Upgrade to 6.3 Fails Due to Unable to create the Quartz trigger
By running the following SQL queries against the JIRA database:
SELECT * FROM qrtz_triggers ORDER BY next_fire ASC;
SELECT trigger_id,cronExperssion,trigger_name,trigger_group,next_fire FROM qrtz_cron_triggers qc INNER JOIN qrtz_triggers qt on qc.trigger_id = qt.id ORDER BY next_fire ASC;
These two queries help us to identify any tasks that have next_fire dates that are set in the past that exist in the qrtz_triggers and qrtz_cron_triggers tables
We see output similar to the following example:
|13210||"0 08 10 04 10 ? 2013"||"SUBSCRIPTION_13209"||"SEND_SUBSCRIPTION"||"2011-10-04 10:08:00-05"|
|13211||"0 06 10 07 10 ? 2013"||"SUBSCRIPTION_13210"||"SEND_SUBSCRIPTION"||"2013-10-07 10:06:00-05"|
|13212||"0 0 10 16 10 ? 2013"||"SUBSCRIPTION_13211"||"SEND_SUBSCRIPTION"||"2014-10-16 10:00:00-05"|
As seen in the table above, the entries with trigger_id 13210 and 13211 are set to fire (next_fire) in the past, given that the query was run 2014-10-15. These are problematic entries in the database which need to be removed manually. You will have separate results for each of the two queries below and you will need to note the SQL ID's for the invalid tasks and utilize them in the deletion queries to remove the invalid tasks.
Before making any changes to the JIRA database, always be sure to create a backup. If possible, utilize a testing/staging instance of JIRA to run through these steps before attempting them on a production/live instance of JIRA.
All SQL queries in this article are written for PostgreSQL and may require modification for other database platforms.

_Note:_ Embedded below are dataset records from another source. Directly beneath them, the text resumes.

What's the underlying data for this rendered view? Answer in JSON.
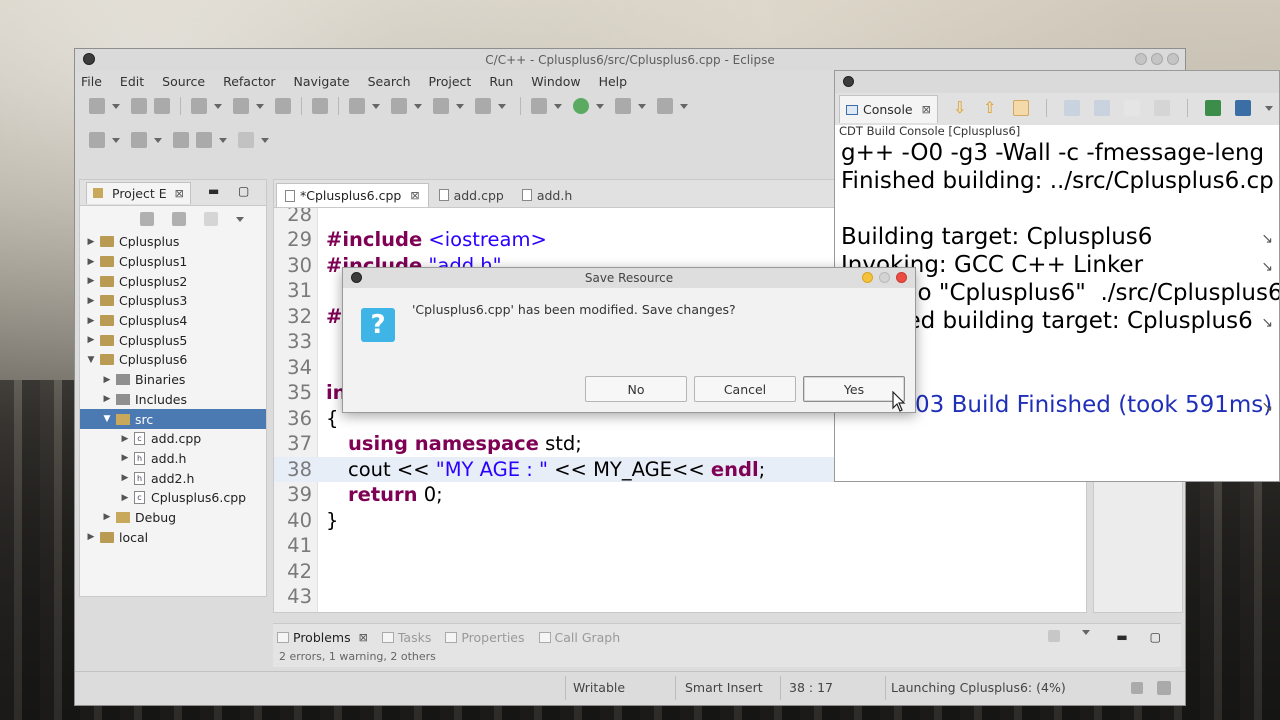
{
  "eclipse": {
    "title": "C/C++ - Cplusplus6/src/Cplusplus6.cpp - Eclipse",
    "menu": [
      "File",
      "Edit",
      "Source",
      "Refactor",
      "Navigate",
      "Search",
      "Project",
      "Run",
      "Window",
      "Help"
    ]
  },
  "explorer": {
    "tab_label": "Project E",
    "close_glyph": "⊠",
    "items": [
      {
        "label": "Cplusplus",
        "twisty": "▶",
        "kind": "project"
      },
      {
        "label": "Cplusplus1",
        "twisty": "▶",
        "kind": "project"
      },
      {
        "label": "Cplusplus2",
        "twisty": "▶",
        "kind": "project"
      },
      {
        "label": "Cplusplus3",
        "twisty": "▶",
        "kind": "project"
      },
      {
        "label": "Cplusplus4",
        "twisty": "▶",
        "kind": "project"
      },
      {
        "label": "Cplusplus5",
        "twisty": "▶",
        "kind": "project"
      },
      {
        "label": "Cplusplus6",
        "twisty": "▼",
        "kind": "project"
      },
      {
        "label": "Binaries",
        "twisty": "▶",
        "kind": "folder"
      },
      {
        "label": "Includes",
        "twisty": "▶",
        "kind": "folder"
      },
      {
        "label": "src",
        "twisty": "▼",
        "kind": "folder"
      },
      {
        "label": "add.cpp",
        "twisty": "▶",
        "kind": "file"
      },
      {
        "label": "add.h",
        "twisty": "▶",
        "kind": "file"
      },
      {
        "label": "add2.h",
        "twisty": "▶",
        "kind": "file"
      },
      {
        "label": "Cplusplus6.cpp",
        "twisty": "▶",
        "kind": "file"
      },
      {
        "label": "Debug",
        "twisty": "▶",
        "kind": "folder"
      },
      {
        "label": "local",
        "twisty": "▶",
        "kind": "project"
      }
    ]
  },
  "editor": {
    "tabs": [
      {
        "label": "*Cplusplus6.cpp",
        "close": "⊠"
      },
      {
        "label": "add.cpp"
      },
      {
        "label": "add.h"
      }
    ],
    "line_numbers": [
      "28",
      "29",
      "30",
      "31",
      "32",
      "33",
      "34",
      "35",
      "36",
      "37",
      "38",
      "39",
      "40",
      "41",
      "42",
      "43"
    ],
    "code": {
      "l29_kw": "#include",
      "l29_rest": " <iostream>",
      "l30_kw": "#include",
      "l30_rest": " \"add.h\"",
      "l32": "#d",
      "l35": "in",
      "l36": "{",
      "l37_kw": "using namespace",
      "l37_rest": " std;",
      "l38_a": "cout << ",
      "l38_str": "\"MY AGE : \"",
      "l38_b": " << MY_AGE<< ",
      "l38_kw": "endl",
      "l38_c": ";",
      "l39_kw": "return",
      "l39_rest": " 0;",
      "l40": "}"
    }
  },
  "problems": {
    "tabs": [
      "Problems",
      "Tasks",
      "Properties",
      "Call Graph"
    ],
    "summary": "2 errors, 1 warning, 2 others"
  },
  "statusbar": {
    "mode": "Writable",
    "insert": "Smart Insert",
    "position": "38 : 17",
    "task": "Launching Cplusplus6: (4%)"
  },
  "console": {
    "tab_label": "Console",
    "header": "CDT Build Console [Cplusplus6]",
    "lines": [
      "g++ -O0 -g3 -Wall -c -fmessage-leng",
      "Finished building: ../src/Cplusplus6.cp",
      "",
      "Building target: Cplusplus6",
      "Invoking: GCC C++ Linker",
      "g++  -o \"Cplusplus6\"  ./src/Cplusplus6",
      "Finished building target: Cplusplus6",
      "",
      "",
      "13:23:03 Build Finished (took 591ms)"
    ]
  },
  "dialog": {
    "title": "Save Resource",
    "icon_glyph": "?",
    "message": "'Cplusplus6.cpp' has been modified. Save changes?",
    "buttons": {
      "no": "No",
      "cancel": "Cancel",
      "yes": "Yes"
    }
  }
}
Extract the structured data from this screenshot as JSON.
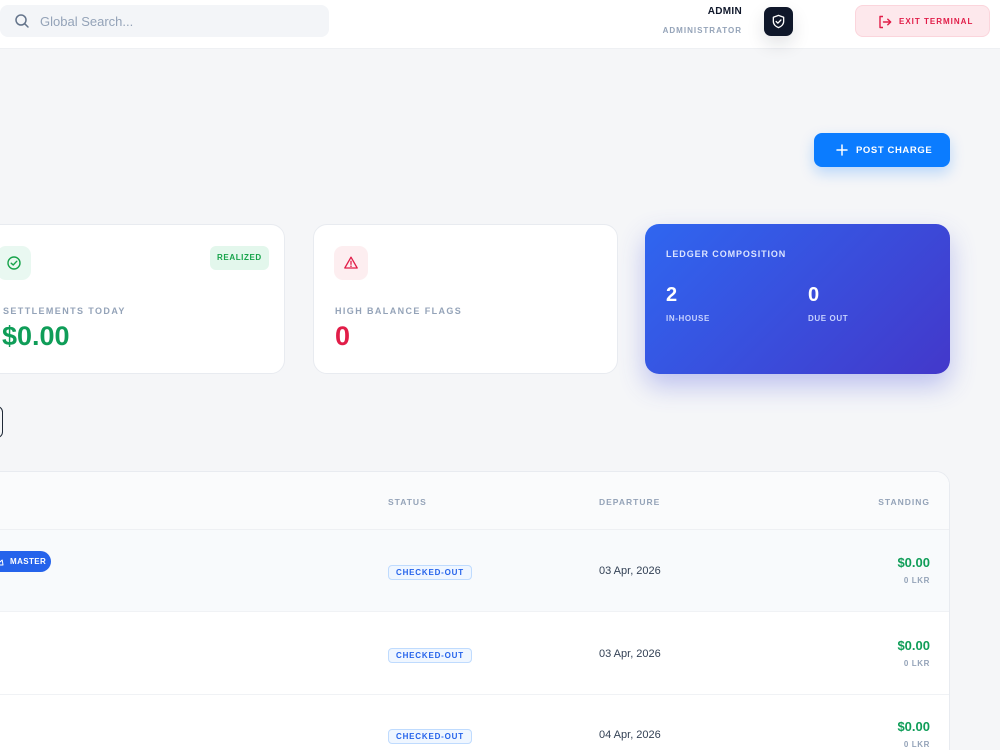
{
  "search": {
    "placeholder": "Global Search..."
  },
  "user": {
    "name": "ADMIN",
    "role": "ADMINISTRATOR"
  },
  "header": {
    "exit_label": "EXIT TERMINAL"
  },
  "actions": {
    "post_charge_label": "POST CHARGE"
  },
  "stats": {
    "settlements": {
      "badge": "REALIZED",
      "label": "SETTLEMENTS TODAY",
      "value": "$0.00"
    },
    "high_balance": {
      "label": "HIGH BALANCE FLAGS",
      "value": "0"
    },
    "ledger": {
      "title": "LEDGER COMPOSITION",
      "in_house_value": "2",
      "in_house_label": "IN-HOUSE",
      "due_out_value": "0",
      "due_out_label": "DUE OUT"
    }
  },
  "table": {
    "columns": {
      "status": "STATUS",
      "departure": "DEPARTURE",
      "standing": "STANDING"
    },
    "rows": [
      {
        "tag": "MASTER",
        "status": "CHECKED-OUT",
        "departure": "03 Apr, 2026",
        "amount": "$0.00",
        "currency": "0 LKR"
      },
      {
        "status": "CHECKED-OUT",
        "departure": "03 Apr, 2026",
        "amount": "$0.00",
        "currency": "0 LKR"
      },
      {
        "status": "CHECKED-OUT",
        "departure": "04 Apr, 2026",
        "amount": "$0.00",
        "currency": "0 LKR"
      }
    ]
  },
  "colors": {
    "accent": "#0b7cff",
    "success": "#0f9d58",
    "danger": "#e11d48",
    "ledger_gradient_start": "#2f66f0",
    "ledger_gradient_end": "#4338ca"
  }
}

Please see our documentation on backing up JIRA data for detailed instructions.
Removing Problematic Trigger Entries
For each bad trigger identified, you will run the following SQL query for each trigger_id:
Please ensure a recent database backup exists before running any SQL statements to directly modify data. If possible, utilize a testing/staging instance of JIRA to verify database changes before tampering with a live/staging instance of JIRA.
Replace <bad_trigger_id> with the ID's that you identified from the previous queries. For instance in the previous example we noted that 13210 and 13211 were bad and that data was the result of the first query on the qrtz_triggers table. We would delete those ID's using the first query below. The results of the second query would correspond with the second query here.
delete FROM qrtz_triggers WHERE id = <bad_trigger_id>; delete FROM qrtz_cron_triggers WHERE trigger_id = <bad_trigger_id>;
Once these bad values have been removed from the database restart JIRA and proceed with upgrading JIRA.